Computational neurolinguistics is an emerging research area which integrates recent advances in computational linguistics and cognitive neuroscience, with the objective of developing cognitively plausible models of language and gaining a better understanding of the human language system. Advances in computational neurolinguistics require close collaboration between computational linguists and neuroscientists.

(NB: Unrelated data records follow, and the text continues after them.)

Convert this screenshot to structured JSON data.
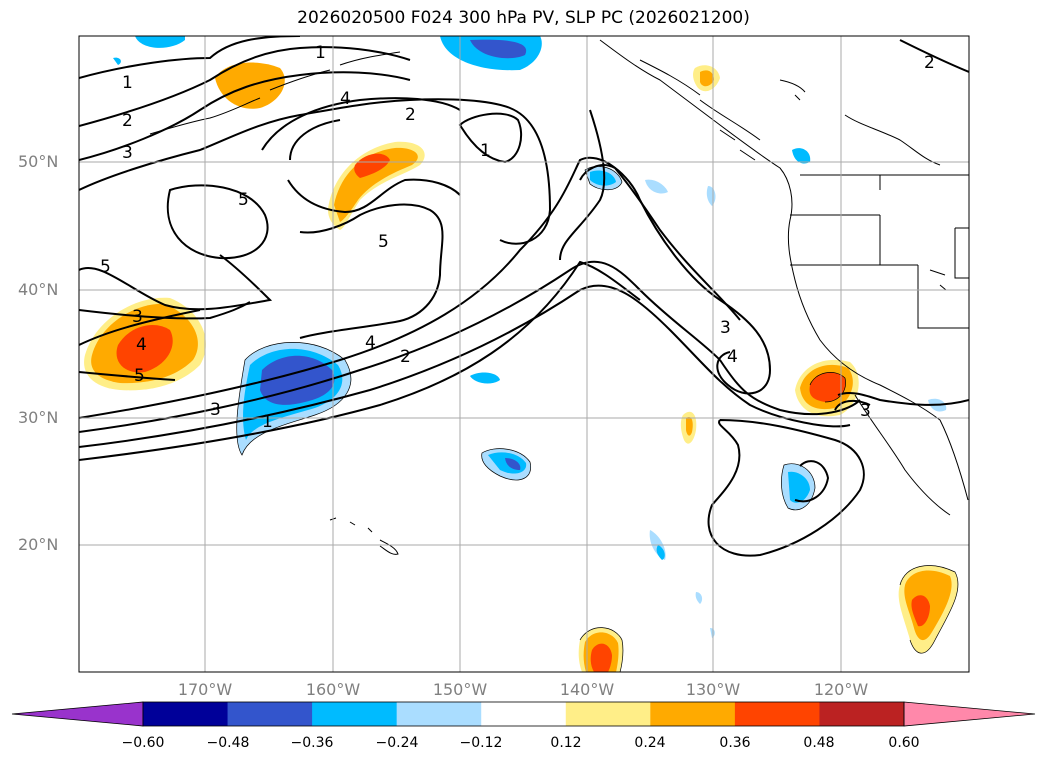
{
  "title": "2026020500 F024 300 hPa PV, SLP PC (2026021200)",
  "lat_labels": [
    "50°N",
    "40°N",
    "30°N",
    "20°N"
  ],
  "lon_labels": [
    "170°W",
    "160°W",
    "150°W",
    "140°W",
    "130°W",
    "120°W"
  ],
  "colorbar": {
    "colors": [
      "#9933cc",
      "#000099",
      "#3355cc",
      "#00bbff",
      "#aaddff",
      "#ffffff",
      "#ffee88",
      "#ffaa00",
      "#ff4400",
      "#bb2222",
      "#ff88aa"
    ],
    "ticks": [
      "−0.60",
      "−0.48",
      "−0.36",
      "−0.24",
      "−0.12",
      "0.12",
      "0.24",
      "0.36",
      "0.48",
      "0.60"
    ]
  },
  "contour_labels": [
    {
      "id": "a",
      "text": "1"
    },
    {
      "id": "b",
      "text": "2"
    },
    {
      "id": "c",
      "text": "3"
    },
    {
      "id": "d",
      "text": "4"
    },
    {
      "id": "e",
      "text": "5"
    },
    {
      "id": "f",
      "text": "2"
    },
    {
      "id": "g",
      "text": "1"
    },
    {
      "id": "h",
      "text": "5"
    },
    {
      "id": "i",
      "text": "5"
    },
    {
      "id": "j",
      "text": "2"
    },
    {
      "id": "k",
      "text": "3"
    },
    {
      "id": "l",
      "text": "4"
    },
    {
      "id": "m",
      "text": "5"
    },
    {
      "id": "n",
      "text": "4"
    },
    {
      "id": "o",
      "text": "2"
    },
    {
      "id": "p",
      "text": "3"
    },
    {
      "id": "q",
      "text": "1"
    },
    {
      "id": "r",
      "text": "3"
    },
    {
      "id": "s",
      "text": "4"
    },
    {
      "id": "t",
      "text": "3"
    },
    {
      "id": "u",
      "text": "1"
    }
  ]
}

To assist researchers who are new to this topic, the Center for Cognitive Brain Imaging at Carnegie Mellon University is providing the data used in Mitchell et al. (2008). In an object-contemplation task, participants were presented with 60 line drawings and/or text labels of objects in 12 categories, and were instructed to think of the same properties of the stimulus object consistently during multiple presentations of each item. For each concept there are 6 instances of ~20k brain activity features (brain blood oxygenation levels).

 

In this talk, I will describe the CMU fMRI data set and a new analysis that uses a generative probabilistic model to describe how fMRI-measured brain activity is generated from some latent semantic representation. More specifically, a linear-Gaussian infinite latent feature model (ILFM) with an Indian Buffet Process (IBP) prior can be used to derive a binary feature representation of object knowledge from the brain activity. I show that the semantic features recovered by ILFM are consistent with the human ratings of the shelter, manipulation, and eating factors that are recovered by factor analysis. Furthermore, different areas of the brain encode different psycholinguistics features: the latent features discovered at different brain areas are consistent with some existing conjectures regarding the role of different brain areas in processing different psycholinguistics features.

 

 

Development of Neural Electromagnetic Ontologies (NEMO): Ontology-based Tools for Representation and Integration of Event-related Brain Potentials

Gwen Frishkoff, Georgia State University

 

 

We describe a first-generation ontology for representation and integration of event-related brain potentials (ERPs). The ontology is designed following OBO “best practices” and is augmented with tools to perform ontology-based labeling and annotation of ERP data, and a database that enables semantically based reasoning over these data. Because certain high-level concepts in the ERP domain are ill-defined, we have developed methods to support coordinated updates to each of these three components. This approach consists of “top-down” (knowledge-driven) design and implementation, followed by “bottom-up” (data-driven) validation and refinement. Our goal is to build an ERP ontology that is logically valid, empirically sound, robust in application, and transparent to users. This ontology will be used to support sharing and meta-analysis of EEG and MEG data collected within our Neural Electromagnetic Ontologies (NEMO) project.